Bitter Experiences as Divine Chastisements
Psalm 80:12, 13
Why have you then broken down her hedges, so that all they which pass by the way do pluck her?…


The wild boar is a creature which abounds in all parts of Asia Minor, and it is the farmer's greatest plague. It is specially mischievous in vineyards - what with eating and trampling underfoot, it will destroy a vast quantity of grapes in a single night. Homer writes of

"A monstrous boar,
That levell'd harvests and whole forests tore?
The bitter experiences of the vineyard are of three kinds.

1. The vineyard loses its fence (ver. 12).

2. The beasts make it a ruin (ver. 13).

3. Found in hopeless condition, it is at last cut down and burnt.

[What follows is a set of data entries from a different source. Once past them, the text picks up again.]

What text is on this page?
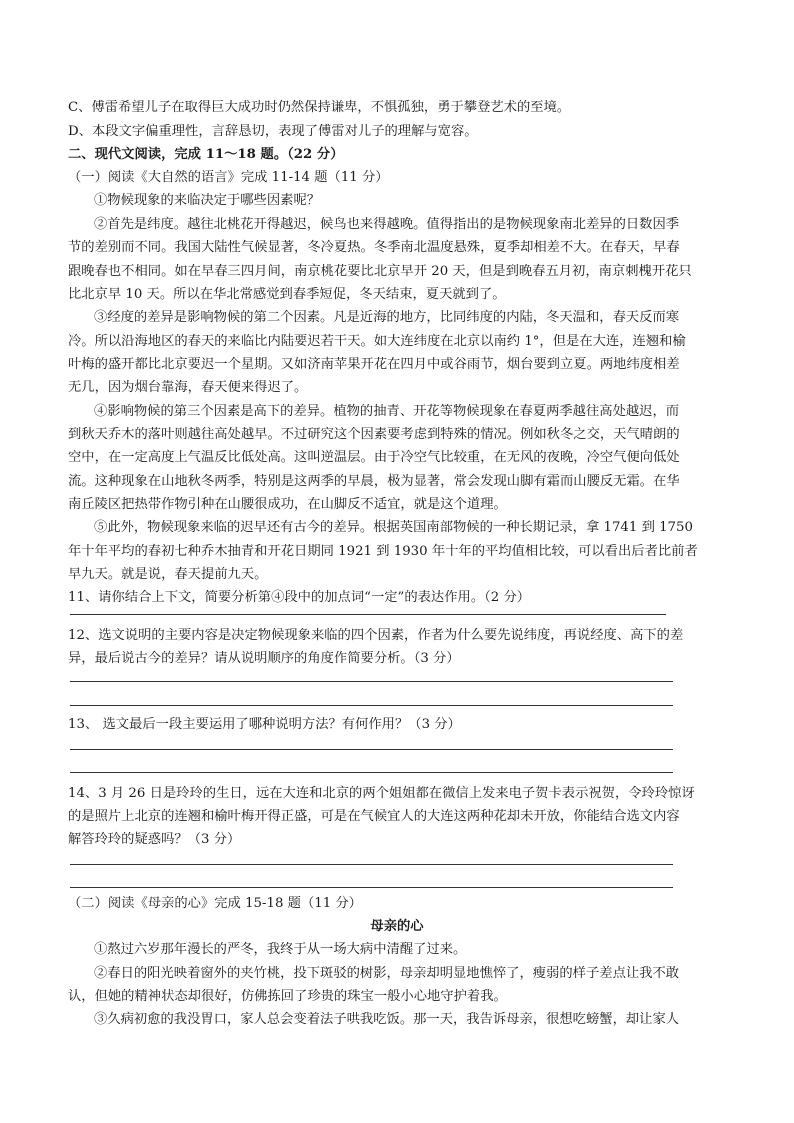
C、傅雷希望儿子在取得巨大成功时仍然保持谦卑，不惧孤独，勇于攀登艺术的至境。
D、本段文字偏重理性，言辞恳切，表现了傅雷对儿子的理解与宽容。
二、现代文阅读，完成 11～18 题。（22 分）
（一）阅读《大自然的语言》完成 11-14 题（11 分）
①物候现象的来临决定于哪些因素呢？
②首先是纬度。越往北桃花开得越迟，候鸟也来得越晚。值得指出的是物候现象南北差异的日数因季
节的差别而不同。我国大陆性气候显著，冬冷夏热。冬季南北温度悬殊，夏季却相差不大。在春天，早春
跟晚春也不相同。如在早春三四月间，南京桃花要比北京早开 20 天，但是到晚春五月初，南京刺槐开花只
比北京早 10 天。所以在华北常感觉到春季短促，冬天结束，夏天就到了。
③经度的差异是影响物候的第二个因素。凡是近海的地方，比同纬度的内陆，冬天温和，春天反而寒
冷。所以沿海地区的春天的来临比内陆要迟若干天。如大连纬度在北京以南约 1°，但是在大连，连翘和榆
叶梅的盛开都比北京要迟一个星期。又如济南苹果开花在四月中或谷雨节，烟台要到立夏。两地纬度相差
无几，因为烟台靠海，春天便来得迟了。
④影响物候的第三个因素是高下的差异。植物的抽青、开花等物候现象在春夏两季越往高处越迟，而
到秋天乔木的落叶则越往高处越早。不过研究这个因素要考虑到特殊的情况。例如秋冬之交，天气晴朗的
空中，在一定高度上气温反比低处高。这叫逆温层。由于冷空气比较重，在无风的夜晚，冷空气便向低处
流。这种现象在山地秋冬两季，特别是这两季的早晨，极为显著，常会发现山脚有霜而山腰反无霜。在华
南丘陵区把热带作物引种在山腰很成功，在山脚反不适宜，就是这个道理。
⑤此外，物候现象来临的迟早还有古今的差异。根据英国南部物候的一种长期记录，拿 1741 到 1750
年十年平均的春初七种乔木抽青和开花日期同 1921 到 1930 年十年的平均值相比较，可以看出后者比前者
早九天。就是说，春天提前九天。
11、请你结合上下文，简要分析第④段中的加点词“一定”的表达作用。（2 分）
12、选文说明的主要内容是决定物候现象来临的四个因素，作者为什么要先说纬度，再说经度、高下的差
异，最后说古今的差异？请从说明顺序的角度作简要分析。（3 分）
13、 选文最后一段主要运用了哪种说明方法？有何作用？（3 分）
14、3 月 26 日是玲玲的生日，远在大连和北京的两个姐姐都在微信上发来电子贺卡表示祝贺，令玲玲惊讶
的是照片上北京的连翘和榆叶梅开得正盛，可是在气候宜人的大连这两种花却未开放，你能结合选文内容
解答玲玲的疑惑吗？（3 分）
（二）阅读《母亲的心》完成 15-18 题（11 分）
母亲的心
①熬过六岁那年漫长的严冬，我终于从一场大病中清醒了过来。
②春日的阳光映着窗外的夹竹桃，投下斑驳的树影，母亲却明显地憔悴了，瘦弱的样子差点让我不敢
认，但她的精神状态却很好，仿佛拣回了珍贵的珠宝一般小心地守护着我。
③久病初愈的我没胃口，家人总会变着法子哄我吃饭。那一天，我告诉母亲，很想吃螃蟹，却让家人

So Israel began its national woes when it lost the Divine Guard and Defence. Its enemies then gained their power and opportunity. Illustrate from the supreme anxiety of Moses, because Jehovah threatened no longer to lead and guide the people; also, from Joshua's trouble, when Israel lost its Divine fence before Ai. See the consequences of the withdrawal of God's protection from the first king, Saul. It may be said that circumstances sufficiently account for the national calamities that befell Israel; but it is of supreme importance that we see deeper than the movement of circumstances, and trace the working of him who moves the circumstances. Withdrawing his special defence, and leaving a man to himself and to his circumstances, is the severest form of Divine chastisement, because it implies that God is grieved. The man or the nation has not only done wrong, he has done wrong in such a way as to offend or insult God. There is no chastisement so hard as being "left to our own devices." It involves our supreme humiliation. We then find ourselves out, and learn that "it is not in man that walketh to direct his steps;" and we find our perils out. The child that loses its mother has to learn from what varied forms of danger its mother preserved it; and we find out what God's "compassing our path and lying down" means, when God, grieved with us, withdraws into a cloud. When God held aloof from Israel, Assyria came in on the vineyard, like a wild boar, and Babylon like a bear, trampling and destroying. In this, however, we are but to see God's sternest form of chastisement, not vindictiveness, not mere punishing for the sake of upholding authority, but chastisement with a view to correction. Grace withdrawn that grace may come to be sought and valued. - R.T.



Parallel Verses
KJV: Why hast thou then broken down her hedges, so that all they which pass by the way do pluck her?

WEB: Why have you broken down its walls, so that all those who pass by the way pluck it?